La fin du modèle libéral ?
« En même temps », la réforme enterre le modèle national de médecine libérale. D’abord en battant en brèche son principe fondateur : le paiement à l’acte, pour le remplacer par le forfait qui s’appliquera « pour commencer » dès 2019 à l’hôpital pour l’insuffisance rénale et le diabète. Les médecins de ville suivront. Deuxio, la réforme veut mettre fin à l’exercice « isolé » -aujourd’hui majoritaire- du médecin dans son cabinet, pour le remplacer par les cabinets de groupe qui devraient procurer efficacité et convivialité.
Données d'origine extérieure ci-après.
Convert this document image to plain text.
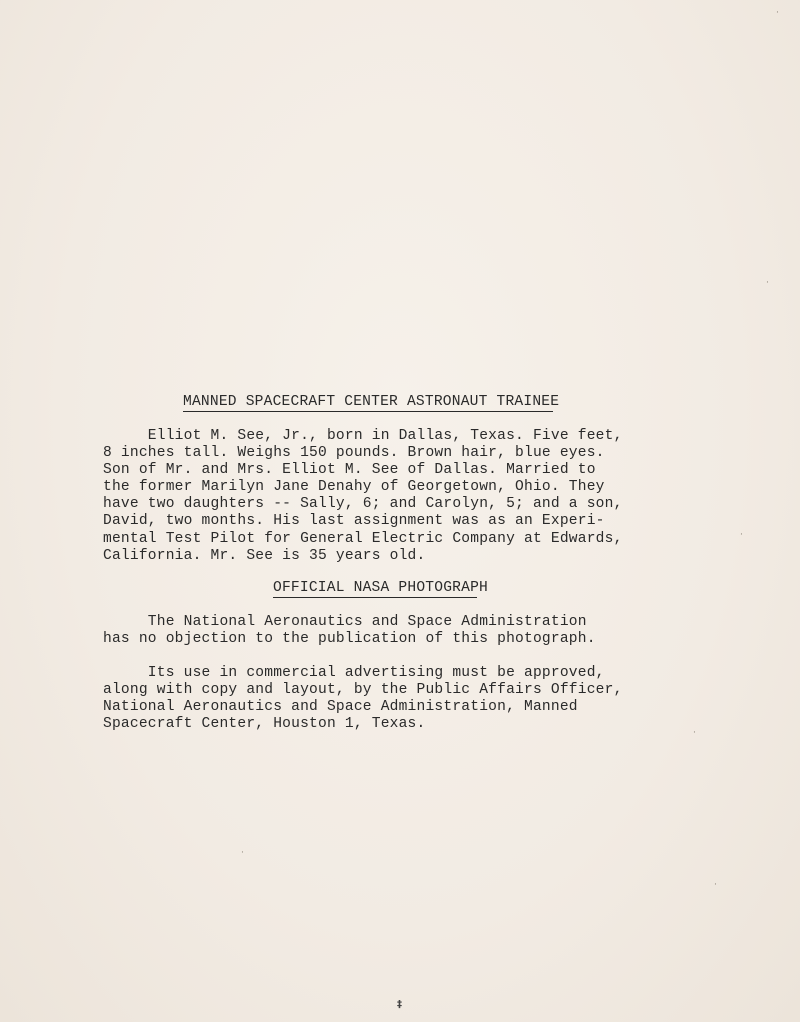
MANNED SPACECRAFT CENTER ASTRONAUT TRAINEE
Elliot M. See, Jr., born in Dallas, Texas. Five feet,
8 inches tall. Weighs 150 pounds. Brown hair, blue eyes.
Son of Mr. and Mrs. Elliot M. See of Dallas. Married to
the former Marilyn Jane Denahy of Georgetown, Ohio. They
have two daughters -- Sally, 6; and Carolyn, 5; and a son,
David, two months. His last assignment was as an Experi-
mental Test Pilot for General Electric Company at Edwards,
California. Mr. See is 35 years old.
OFFICIAL NASA PHOTOGRAPH
The National Aeronautics and Space Administration
has no objection to the publication of this photograph.
Its use in commercial advertising must be approved,
along with copy and layout, by the Public Affairs Officer,
National Aeronautics and Space Administration, Manned
Spacecraft Center, Houston 1, Texas.
‡
·
·
·
·
·
·
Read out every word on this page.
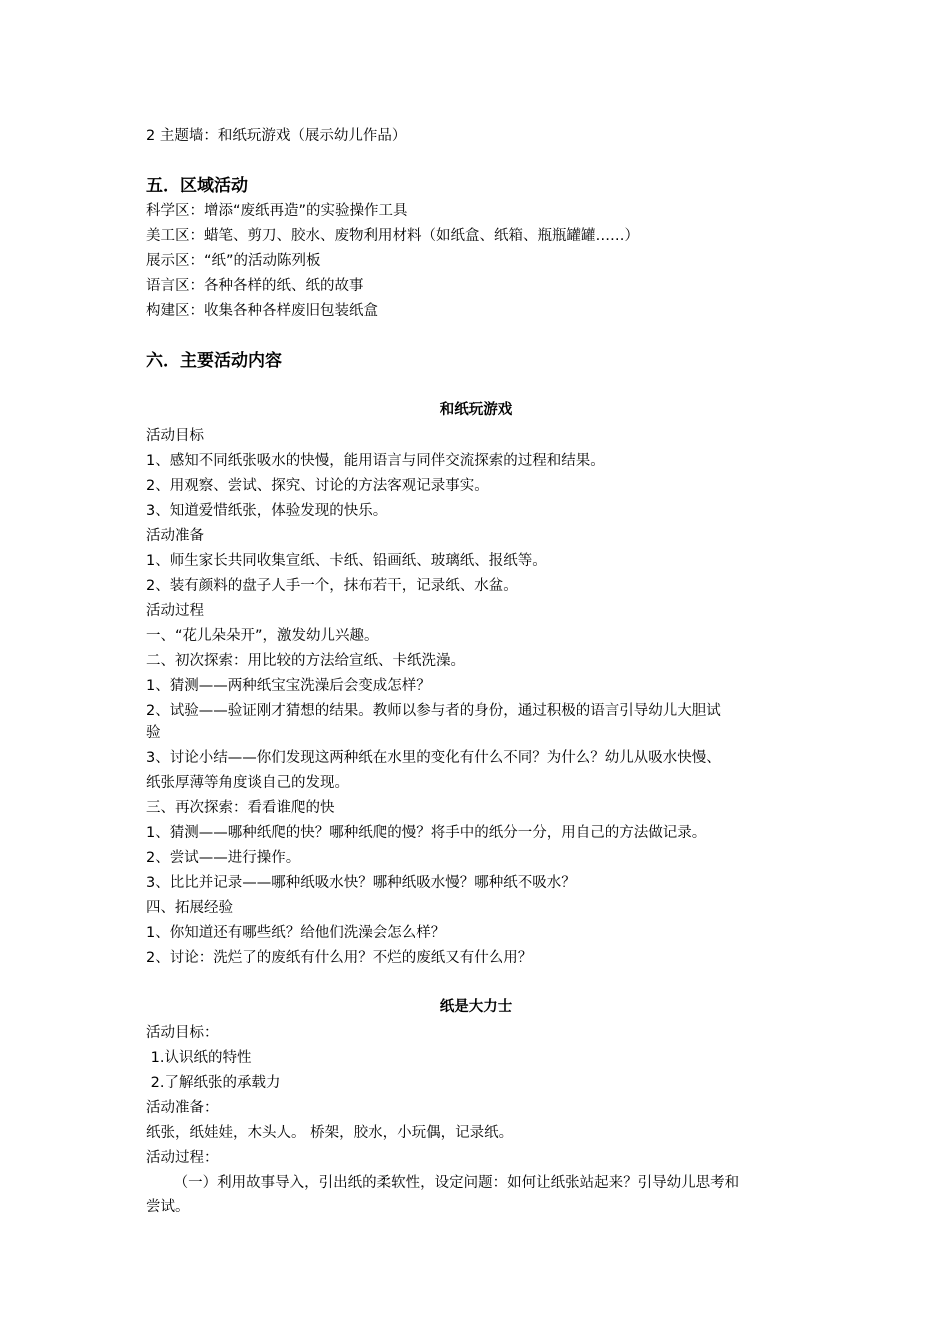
2 主题墙：和纸玩游戏（展示幼儿作品）
五．区域活动
科学区：增添“废纸再造”的实验操作工具
美工区：蜡笔、剪刀、胶水、废物利用材料（如纸盒、纸箱、瓶瓶罐罐……）
展示区：“纸”的活动陈列板
语言区：各种各样的纸、纸的故事
构建区：收集各种各样废旧包装纸盒
六．主要活动内容
和纸玩游戏
活动目标
1、感知不同纸张吸水的快慢，能用语言与同伴交流探索的过程和结果。
2、用观察、尝试、探究、讨论的方法客观记录事实。
3、知道爱惜纸张，体验发现的快乐。
活动准备
1、师生家长共同收集宣纸、卡纸、铅画纸、玻璃纸、报纸等。
2、装有颜料的盘子人手一个，抹布若干，记录纸、水盆。
活动过程
一、“花儿朵朵开”，激发幼儿兴趣。
二、初次探索：用比较的方法给宣纸、卡纸洗澡。
1、猜测——两种纸宝宝洗澡后会变成怎样？
2、试验——验证刚才猜想的结果。教师以参与者的身份，通过积极的语言引导幼儿大胆试
验
3、讨论小结——你们发现这两种纸在水里的变化有什么不同？为什么？幼儿从吸水快慢、
纸张厚薄等角度谈自己的发现。
三、再次探索：看看谁爬的快
1、猜测——哪种纸爬的快？哪种纸爬的慢？将手中的纸分一分，用自己的方法做记录。
2、尝试——进行操作。
3、比比并记录——哪种纸吸水快？哪种纸吸水慢？哪种纸不吸水？
四、拓展经验
1、你知道还有哪些纸？给他们洗澡会怎么样？
2、讨论：洗烂了的废纸有什么用？不烂的废纸又有什么用？
纸是大力士
活动目标：
1.认识纸的特性
2.了解纸张的承载力
活动准备：
纸张，纸娃娃，木头人。 桥架，胶水，小玩偶，记录纸。
活动过程：
（一）利用故事导入，引出纸的柔软性，设定问题：如何让纸张站起来？引导幼儿思考和
尝试。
Avec le risque, comme c’est le cas pour les cliniques et les laboratoires absorbés par des grands groupes, que ces cabinets regroupés et maisons de ville de connaître le même sort, les médecins devenant de simples salariés. Troisio, le plan Macron pose l’obligation de former des « communautés professionnelles territoriales de santé ».Il en existe aujourd’hui 17, il en voudrait 1000 d’ici à 2022. Mais ça coince, avec un cahier des charges très rigide, organisé d’en haut et peu de latitude laissée aux acteurs. Quarto, 400 médecins salariés des hôpitaux vont être envoyés dans les déserts médicaux jusqu’à ce que la fin du numerus clausus crée l’offre de soins suffisante et permette de les remplacer. En espérant que la surabondance ne débouche pas sur l’instauration de règles strictes pour réguler les ouvertures de cabinets. Et quand on sait que la cohérence du système sera alors assurée non plus par les cotisations et les partenaires sociaux, mais par l’impôt et l’Etat … la boucle est bouclée.
Une médecine administrée
Il y a gros à parier que la régulation des soins se fera par des incitations et des contraintes calculées à partir d’écarts-types, de moyennes d’actes, avec des remboursements dégradés et potentiellement des déconventionnements pour les établissements ou les professionnels de santé qui s’écarteraient trop des référentiels. . Quand on voit les résultats que l’Etat obtient avec l’économie française qui crève d’être administrée… on sait à quoi s’attendre pour la médecine.